2.2.1. De raad stelt zich op het standpunt dat het woon- en leefklimaat van [appellant sub 2] zal verslechteren door de voorziene woningen, maar dat de verslechtering niet zodanig zal zijn dat genoemde plandelen in strijd met een goede ruimtelijke ordening moeten worden geacht. De inkijk in de tuin en de woning blijft volgens de raad door de beperkte hoogte van de woningen en de afstand tot de tuin en de woning beperkt. Verder zijn een tweede bouwlaag en een dakkapel aan de voorzijde van deze woningen niet toegestaan, zodat ernstige inkijk wordt voorkomen. De raad stelt dat door de situering van de tuin thans al inkijk bestaat vanaf het perceel [locatie]. Indien een drive-in woning met een balkon zal worden gebouwd, dan zal dit balkon op dezelfde afstand van de tuin komen als de voorgevel van een reguliere woning.

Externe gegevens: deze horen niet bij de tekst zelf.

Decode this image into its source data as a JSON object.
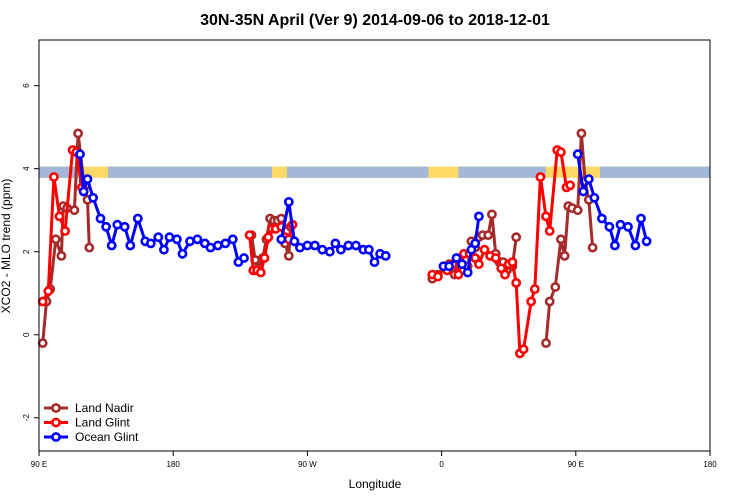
{
  "chart_data": {
    "type": "line",
    "title": "30N-35N April (Ver 9)   2014-09-06 to 2018-12-01",
    "xlabel": "Longitude",
    "ylabel": "XCO2 - MLO trend (ppm)",
    "xlim": [
      -90,
      270
    ],
    "ylim": [
      -2.8,
      7.1
    ],
    "x_ticks": [
      {
        "value": -90,
        "label": "90 E"
      },
      {
        "value": -18,
        "label": "180"
      },
      {
        "value": 54,
        "label": "90 W"
      },
      {
        "value": 126,
        "label": "0"
      },
      {
        "value": 198,
        "label": "90 E"
      },
      {
        "value": 270,
        "label": "180"
      }
    ],
    "y_ticks": [
      -2,
      0,
      2,
      4,
      6
    ],
    "legend": {
      "position": "bottom-left"
    },
    "band": {
      "y_bottom": 3.78,
      "y_top": 4.05,
      "land_color": "#FFD966",
      "ocean_color": "#A3B8D8",
      "ocean_ranges": [
        [
          -90,
          -69
        ],
        [
          -53,
          35
        ],
        [
          43,
          119
        ],
        [
          135,
          182
        ],
        [
          211,
          270
        ]
      ]
    },
    "series": [
      {
        "name": "Land Nadir",
        "color": "#A52A2A",
        "segments": [
          [
            [
              -88,
              -0.2
            ],
            [
              -86,
              0.8
            ],
            [
              -84,
              1.1
            ],
            [
              -81,
              2.3
            ],
            [
              -78,
              1.9
            ],
            [
              -77,
              3.1
            ],
            [
              -75,
              3.05
            ],
            [
              -71,
              3.0
            ],
            [
              -69,
              4.85
            ],
            [
              -66,
              3.7
            ],
            [
              -64,
              3.25
            ],
            [
              -63,
              2.1
            ]
          ],
          [
            [
              24,
              2.4
            ],
            [
              26,
              1.8
            ],
            [
              28,
              1.6
            ],
            [
              30,
              1.85
            ],
            [
              32,
              2.3
            ],
            [
              34,
              2.8
            ],
            [
              36,
              2.75
            ],
            [
              38,
              2.75
            ],
            [
              40,
              2.8
            ],
            [
              42,
              2.2
            ],
            [
              44,
              1.9
            ],
            [
              45,
              2.6
            ]
          ],
          [
            [
              121,
              1.35
            ],
            [
              124,
              1.45
            ],
            [
              128,
              1.6
            ],
            [
              130,
              1.7
            ],
            [
              133,
              1.45
            ],
            [
              136,
              1.7
            ],
            [
              140,
              1.65
            ],
            [
              142,
              2.25
            ],
            [
              144,
              2.1
            ],
            [
              146,
              2.35
            ],
            [
              148,
              2.4
            ],
            [
              151,
              2.4
            ],
            [
              153,
              2.9
            ],
            [
              155,
              1.95
            ],
            [
              157,
              1.75
            ],
            [
              159,
              1.75
            ],
            [
              161,
              1.55
            ],
            [
              164,
              1.65
            ],
            [
              166,
              2.35
            ]
          ],
          [
            [
              182,
              -0.2
            ],
            [
              184,
              0.8
            ],
            [
              187,
              1.15
            ],
            [
              190,
              2.3
            ],
            [
              192,
              1.9
            ],
            [
              194,
              3.1
            ],
            [
              196,
              3.05
            ],
            [
              199,
              3.0
            ],
            [
              201,
              4.85
            ],
            [
              203,
              3.7
            ],
            [
              205,
              3.25
            ],
            [
              207,
              2.1
            ]
          ]
        ]
      },
      {
        "name": "Land Glint",
        "color": "#FF0000",
        "segments": [
          [
            [
              -88,
              0.8
            ],
            [
              -85,
              1.05
            ],
            [
              -82,
              3.8
            ],
            [
              -79,
              2.85
            ],
            [
              -76,
              2.5
            ],
            [
              -72,
              4.45
            ],
            [
              -70,
              4.4
            ],
            [
              -67,
              3.55
            ],
            [
              -65,
              3.6
            ]
          ],
          [
            [
              23,
              2.4
            ],
            [
              25,
              1.55
            ],
            [
              27,
              1.55
            ],
            [
              29,
              1.5
            ],
            [
              31,
              1.85
            ],
            [
              33,
              2.35
            ],
            [
              35,
              2.55
            ],
            [
              37,
              2.55
            ],
            [
              40,
              2.6
            ],
            [
              42,
              2.35
            ],
            [
              44,
              2.3
            ],
            [
              46,
              2.65
            ]
          ],
          [
            [
              121,
              1.45
            ],
            [
              124,
              1.4
            ],
            [
              127,
              1.65
            ],
            [
              129,
              1.55
            ],
            [
              132,
              1.7
            ],
            [
              135,
              1.45
            ],
            [
              138,
              1.95
            ],
            [
              141,
              1.95
            ],
            [
              144,
              1.85
            ],
            [
              146,
              1.7
            ],
            [
              149,
              2.05
            ],
            [
              152,
              1.9
            ],
            [
              155,
              1.85
            ],
            [
              158,
              1.6
            ],
            [
              160,
              1.45
            ],
            [
              162,
              1.7
            ],
            [
              164,
              1.75
            ],
            [
              166,
              1.25
            ],
            [
              168,
              -0.45
            ],
            [
              170,
              -0.35
            ],
            [
              174,
              0.8
            ],
            [
              176,
              1.1
            ],
            [
              179,
              3.8
            ],
            [
              182,
              2.85
            ],
            [
              184,
              2.5
            ],
            [
              188,
              4.45
            ],
            [
              190,
              4.4
            ],
            [
              193,
              3.55
            ],
            [
              195,
              3.6
            ]
          ]
        ]
      },
      {
        "name": "Ocean Glint",
        "color": "#0000FF",
        "segments": [
          [
            [
              -68,
              4.35
            ],
            [
              -66,
              3.45
            ],
            [
              -64,
              3.75
            ],
            [
              -61,
              3.3
            ],
            [
              -57,
              2.8
            ],
            [
              -54,
              2.6
            ],
            [
              -51,
              2.15
            ],
            [
              -48,
              2.65
            ],
            [
              -44,
              2.6
            ],
            [
              -41,
              2.15
            ],
            [
              -37,
              2.8
            ],
            [
              -33,
              2.25
            ],
            [
              -30,
              2.2
            ],
            [
              -26,
              2.35
            ],
            [
              -23,
              2.05
            ],
            [
              -20,
              2.35
            ],
            [
              -16,
              2.3
            ],
            [
              -13,
              1.95
            ],
            [
              -9,
              2.25
            ],
            [
              -5,
              2.3
            ],
            [
              -1,
              2.2
            ],
            [
              2,
              2.1
            ],
            [
              6,
              2.15
            ],
            [
              10,
              2.2
            ],
            [
              14,
              2.3
            ],
            [
              17,
              1.75
            ],
            [
              20,
              1.85
            ]
          ],
          [
            [
              40,
              2.3
            ],
            [
              44,
              3.2
            ],
            [
              47,
              2.25
            ],
            [
              50,
              2.1
            ],
            [
              54,
              2.15
            ],
            [
              58,
              2.15
            ],
            [
              62,
              2.05
            ],
            [
              66,
              2.0
            ],
            [
              69,
              2.2
            ],
            [
              72,
              2.05
            ],
            [
              76,
              2.15
            ],
            [
              80,
              2.15
            ],
            [
              84,
              2.05
            ],
            [
              87,
              2.05
            ],
            [
              90,
              1.75
            ],
            [
              93,
              1.95
            ],
            [
              96,
              1.9
            ]
          ],
          [
            [
              127,
              1.65
            ],
            [
              130,
              1.65
            ],
            [
              134,
              1.85
            ],
            [
              137,
              1.7
            ],
            [
              140,
              1.5
            ],
            [
              142,
              2.05
            ],
            [
              144,
              2.2
            ],
            [
              146,
              2.85
            ]
          ],
          [
            [
              199,
              4.35
            ],
            [
              202,
              3.45
            ],
            [
              205,
              3.75
            ],
            [
              208,
              3.3
            ],
            [
              212,
              2.8
            ],
            [
              216,
              2.6
            ],
            [
              219,
              2.15
            ],
            [
              222,
              2.65
            ],
            [
              226,
              2.6
            ],
            [
              230,
              2.15
            ],
            [
              233,
              2.8
            ],
            [
              236,
              2.25
            ]
          ]
        ]
      }
    ]
  }
}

De raad wijst er op dat de locatie aan de Parallelweg één van de weinige locaties binnen de kern en de door de provincie vastgestelde contour is, die voor woningbouw in aanmerking komt.
2.2.2. Ingevolge artikel 20, lid 20.1, aanhef en onder a, van de planregels zijn de voor "Wonen 1 (W-1)" aangewezen gronden bestemd voor wonen, met inbegrip van aan-huis-gebonden beroepen en mantelzorg.

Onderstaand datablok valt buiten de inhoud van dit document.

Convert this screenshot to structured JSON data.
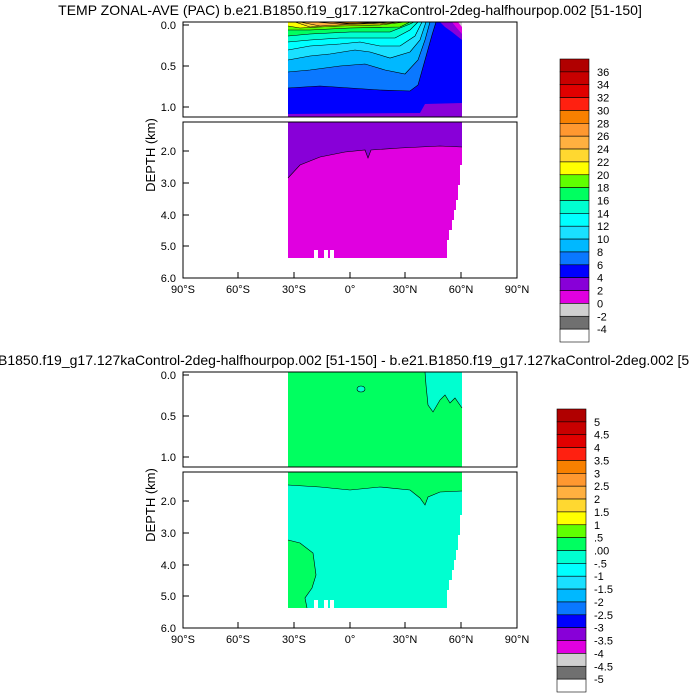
{
  "chart_data": [
    {
      "type": "heatmap",
      "title": "TEMP ZONAL-AVE (PAC) b.e21.B1850.f19_g17.127kaControl-2deg-halfhourpop.002 [51-150]",
      "ylabel": "DEPTH (km)",
      "xlabel": "",
      "x_ticks": [
        "90°S",
        "60°S",
        "30°S",
        "0°",
        "30°N",
        "60°N",
        "90°N"
      ],
      "y_ticks_upper": [
        "0.0",
        "0.5",
        "1.0"
      ],
      "y_ticks_lower": [
        "2.0",
        "3.0",
        "4.0",
        "5.0",
        "6.0"
      ],
      "xlim": [
        -90,
        90
      ],
      "ylim": [
        6.0,
        0.0
      ],
      "colorbar_labels": [
        "36",
        "34",
        "32",
        "30",
        "28",
        "26",
        "24",
        "22",
        "20",
        "18",
        "16",
        "14",
        "12",
        "10",
        "8",
        "6",
        "4",
        "2",
        "0",
        "-2",
        "-4"
      ],
      "legend_position": "right"
    },
    {
      "type": "heatmap",
      "title": "B1850.f19_g17.127kaControl-2deg-halfhourpop.002 [51-150] - b.e21.B1850.f19_g17.127kaControl-2deg.002 [5",
      "ylabel": "DEPTH (km)",
      "xlabel": "",
      "x_ticks": [
        "90°S",
        "60°S",
        "30°S",
        "0°",
        "30°N",
        "60°N",
        "90°N"
      ],
      "y_ticks_upper": [
        "0.0",
        "0.5",
        "1.0"
      ],
      "y_ticks_lower": [
        "2.0",
        "3.0",
        "4.0",
        "5.0",
        "6.0"
      ],
      "xlim": [
        -90,
        90
      ],
      "ylim": [
        6.0,
        0.0
      ],
      "colorbar_labels": [
        "5",
        "4.5",
        "4",
        "3.5",
        "3",
        "2.5",
        "2",
        "1.5",
        "1",
        ".5",
        ".00",
        "-.5",
        "-1",
        "-1.5",
        "-2",
        "-2.5",
        "-3",
        "-3.5",
        "-4",
        "-4.5",
        "-5"
      ],
      "legend_position": "right"
    }
  ],
  "colormap": [
    "#b00000",
    "#c80000",
    "#e00000",
    "#ff2010",
    "#f88000",
    "#ff9830",
    "#ffb040",
    "#ffd830",
    "#ffff00",
    "#60ff00",
    "#00ff60",
    "#00ffd0",
    "#00ffff",
    "#1ae0ff",
    "#00b8ff",
    "#0a78ff",
    "#0000ff",
    "#8800d8",
    "#e000e0",
    "#d0d0d0",
    "#707070",
    "#ffffff"
  ]
}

Ingevolge lid 20.2, onder 2, voor zover hier van belang, gelden ter plaatse van het 'bouwvlak' de volgende regels:
f. er mag ten hoogste in 2 bouwlagen worden gebouwd uitgezonderd ter plaatse van de aanduiding:
1. "maximum aantal bouwlagen" waarbij het afwijkende aantal aangeduide bouwlagen of gedeelte van bouwlagen is toegestaan;
g. de hoogte van iedere afzonderlijke bouwlaag mag ten hoogste 3,50 meter bedragen;
i. ter plaatse van de aanduiding "specifieke bouwaanduiding - dakkapellen uitgesloten" is het niet toegestaan om aan de voorgevel dakkapellen aan te brengen.
Op de verbeelding van het plan zijn de bestreden plandelen met de bestemming "Wonen 1 (W-1)" voorzien van de bouwaanduiding "specifieke bouwaanduiding - dakkapellen uitgesloten (sba-dk)" en de maatvoeringsaanduiding "maximum aantal bouwlagen" 1. De afstand tussen het perceel van [appellant sub 2] en het dichtstbijzijnde bouwvlak van de voorziene woningen is, gelet op de verbeelding, ongeveer 12 meter.

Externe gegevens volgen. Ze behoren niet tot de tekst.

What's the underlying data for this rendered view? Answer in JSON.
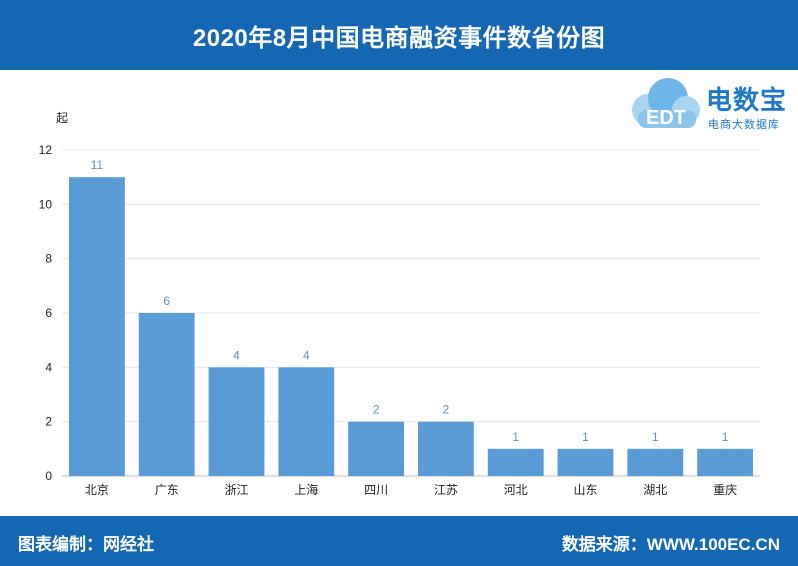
{
  "header": {
    "title": "2020年8月中国电商融资事件数省份图"
  },
  "logo": {
    "brand": "电数宝",
    "sub": "电商大数据库",
    "mark": "EDT"
  },
  "footer": {
    "left": "图表编制：网经社",
    "right": "数据来源：WWW.100EC.CN"
  },
  "colors": {
    "header_bg": "#1467b3",
    "bar": "#5b9bd5",
    "label": "#5b8fc6"
  },
  "chart_data": {
    "type": "bar",
    "title": "2020年8月中国电商融资事件数省份图",
    "ylabel": "起",
    "xlabel": "",
    "categories": [
      "北京",
      "广东",
      "浙江",
      "上海",
      "四川",
      "江苏",
      "河北",
      "山东",
      "湖北",
      "重庆"
    ],
    "values": [
      11,
      6,
      4,
      4,
      2,
      2,
      1,
      1,
      1,
      1
    ],
    "ylim": [
      0,
      12
    ],
    "yticks": [
      0,
      2,
      4,
      6,
      8,
      10,
      12
    ],
    "grid": true,
    "data_labels": true
  }
}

2.2.3. Niet in geschil is dat de voorziene woningen tot enige aantasting van het woon- en leefklimaat van [appellant sub 2] zullen leiden, nu, mede door het ter plaatse aanwezige hoogteverschil tussen de gronden en het perceel van [appellant sub 2], vanuit deze woningen enig zicht zal bestaan op zijn tuin en zijn woning. Gelet op het feit dat de woningen op een afstand van ongeveer 12 meter van zijn perceel zijn voorzien, slechts één volwaardige bouwlaag van maximaal 3,50 meter is toegestaan en in de kap van de woningen aan de voorgevel dakkapellen zijn uitgesloten, heeft de raad zich in redelijkheid op het standpunt kunnen stellen dat van een ernstige aantasting van het woon- en leefklimaat geen sprake zal zijn. Gelet op het voorgaande is de Afdeling van oordeel dat de raad bij de afweging van de betrokken belangen in redelijkheid een groter gewicht heeft kunnen toekennen aan het belang van woningbouw aan de Parallelweg dan aan het belang van [appellant sub 2] bij het behoud van de huidige situatie.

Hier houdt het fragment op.